Tassi di reclutamento sempre più bassi
A peggiorare il quadro interviene anche il fenomeno che il reclutamento dei ricercatori a tempo determinato sta viaggiando su ritmi di gran lunga più bassi: nel corso del 2013 sono state bandite solo 520 nuove posizioni per ricercatori a tempo determinato di tipo a (cioè di durata triennale prorogabili di altri 2) e 130 posizioni per ricercatori a tempo determinato di tipo b (cioè di durata triennale). A tal proposito l'Adi fa notare che se questi livelli dovessero essere confermati, nei prossimi 4 anni, dei 15.300 assegnisti attivi nel 2013: oltre l'86,4% non continuerà a fare ricerca dopo uno o più anni di assegno; il 10,2% uscirà dal mondo della ricerca dopo un contratto da Rtd di tipo a; solo il 3,4% sarà trasformato in Rtd di tipo b, avviandosi verso la carriera accademica. In definitiva, il 96,6% dei 15.300 assegnisti sarà espulso dal sistema accademico.
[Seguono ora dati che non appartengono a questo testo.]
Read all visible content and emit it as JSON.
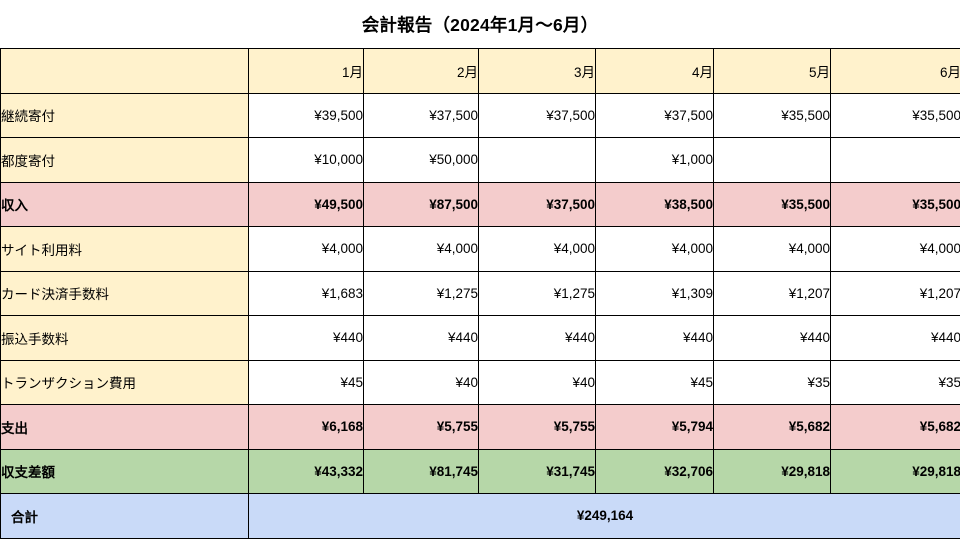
{
  "title": "会計報告（2024年1月〜6月）",
  "table": {
    "corner_label": "",
    "columns": [
      "1月",
      "2月",
      "3月",
      "4月",
      "5月",
      "6月"
    ],
    "rows": [
      {
        "name": "recurring-donation",
        "kind": "item",
        "label": "継続寄付",
        "values": [
          "¥39,500",
          "¥37,500",
          "¥37,500",
          "¥37,500",
          "¥35,500",
          "¥35,500"
        ]
      },
      {
        "name": "one-time-donation",
        "kind": "item",
        "label": "都度寄付",
        "values": [
          "¥10,000",
          "¥50,000",
          "",
          "¥1,000",
          "",
          ""
        ]
      },
      {
        "name": "income-total",
        "kind": "subtotal",
        "label": "収入",
        "values": [
          "¥49,500",
          "¥87,500",
          "¥37,500",
          "¥38,500",
          "¥35,500",
          "¥35,500"
        ]
      },
      {
        "name": "site-usage-fee",
        "kind": "item",
        "label": "サイト利用料",
        "values": [
          "¥4,000",
          "¥4,000",
          "¥4,000",
          "¥4,000",
          "¥4,000",
          "¥4,000"
        ]
      },
      {
        "name": "card-payment-fee",
        "kind": "item",
        "label": "カード決済手数料",
        "values": [
          "¥1,683",
          "¥1,275",
          "¥1,275",
          "¥1,309",
          "¥1,207",
          "¥1,207"
        ]
      },
      {
        "name": "transfer-fee",
        "kind": "item",
        "label": "振込手数料",
        "values": [
          "¥440",
          "¥440",
          "¥440",
          "¥440",
          "¥440",
          "¥440"
        ]
      },
      {
        "name": "transaction-cost",
        "kind": "item",
        "label": "トランザクション費用",
        "values": [
          "¥45",
          "¥40",
          "¥40",
          "¥45",
          "¥35",
          "¥35"
        ]
      },
      {
        "name": "expense-total",
        "kind": "subtotal",
        "label": "支出",
        "values": [
          "¥6,168",
          "¥5,755",
          "¥5,755",
          "¥5,794",
          "¥5,682",
          "¥5,682"
        ]
      },
      {
        "name": "net-balance",
        "kind": "balance",
        "label": "収支差額",
        "values": [
          "¥43,332",
          "¥81,745",
          "¥31,745",
          "¥32,706",
          "¥29,818",
          "¥29,818"
        ]
      }
    ],
    "grand_total": {
      "label": "合計",
      "value": "¥249,164"
    }
  },
  "colors": {
    "header_bg": "#FFF2CC",
    "subtotal_bg": "#F4CCCC",
    "balance_bg": "#B6D7A8",
    "grand_total_bg": "#C9DAF8",
    "border": "#000000"
  },
  "chart_data": {
    "type": "table",
    "title": "会計報告（2024年1月〜6月）",
    "currency": "JPY",
    "columns": [
      "1月",
      "2月",
      "3月",
      "4月",
      "5月",
      "6月"
    ],
    "rows": [
      {
        "label": "継続寄付",
        "values": [
          39500,
          37500,
          37500,
          37500,
          35500,
          35500
        ]
      },
      {
        "label": "都度寄付",
        "values": [
          10000,
          50000,
          null,
          1000,
          null,
          null
        ]
      },
      {
        "label": "収入",
        "values": [
          49500,
          87500,
          37500,
          38500,
          35500,
          35500
        ]
      },
      {
        "label": "サイト利用料",
        "values": [
          4000,
          4000,
          4000,
          4000,
          4000,
          4000
        ]
      },
      {
        "label": "カード決済手数料",
        "values": [
          1683,
          1275,
          1275,
          1309,
          1207,
          1207
        ]
      },
      {
        "label": "振込手数料",
        "values": [
          440,
          440,
          440,
          440,
          440,
          440
        ]
      },
      {
        "label": "トランザクション費用",
        "values": [
          45,
          40,
          40,
          45,
          35,
          35
        ]
      },
      {
        "label": "支出",
        "values": [
          6168,
          5755,
          5755,
          5794,
          5682,
          5682
        ]
      },
      {
        "label": "収支差額",
        "values": [
          43332,
          81745,
          31745,
          32706,
          29818,
          29818
        ]
      }
    ],
    "total": {
      "label": "合計",
      "value": 249164
    }
  }
}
Usciamo sconfitti dal confronto con il resto dell'Ue
Questi numeri fanno peggiorare ulteriormente la nostra posizione rispetto agli altri Paesi europei. Innanzitutto in termini di dottorati complessivi. Una vulgata che si sente spesso in Italia è che produciamo troppi dottorati rispetto alle possibilità che il mercato del lavoro ha di assumerli. I dati forniti da Eurostat - sottolinea il rapporto - smentiscono questa tesi analisi. Secondo gli ultimi dati disponibili, relativi al 2012, con i nostri 34.629, dottorati ci collochiamo al quinto posto tra i Paesi europei. Ben lontani però dai primi tre, tant'è che la Francia (3° posto) ha più del doppio dei nostri dottorandi (70.581), il Regno Unito quasi il triplo (94.494) e la Germania addirittura 208.500. Se questi numeri li consideriamo in rapporto alla popolazione complessiva con il nostro 0,6 diventiamo terzultimi. Persino gli Stati maggiormente colpiti dalla crisi economica continuano ad avere performance migliori: la Grecia occupa l'8° posto con 2,1 dottorandi ogni 1.000 abitanti; Irlanda e Portogallo sono rispettivamente al 10° e 11° posto con 1,9 e 1,8. A condurre la classifica sono Finlandia, Austria e Germania con, rispettivamente, 3,7, 3,1 e 2,6 dottorandi ogni 1.000 abitanti. Peggio di noi fanno solo Spagna e Malta.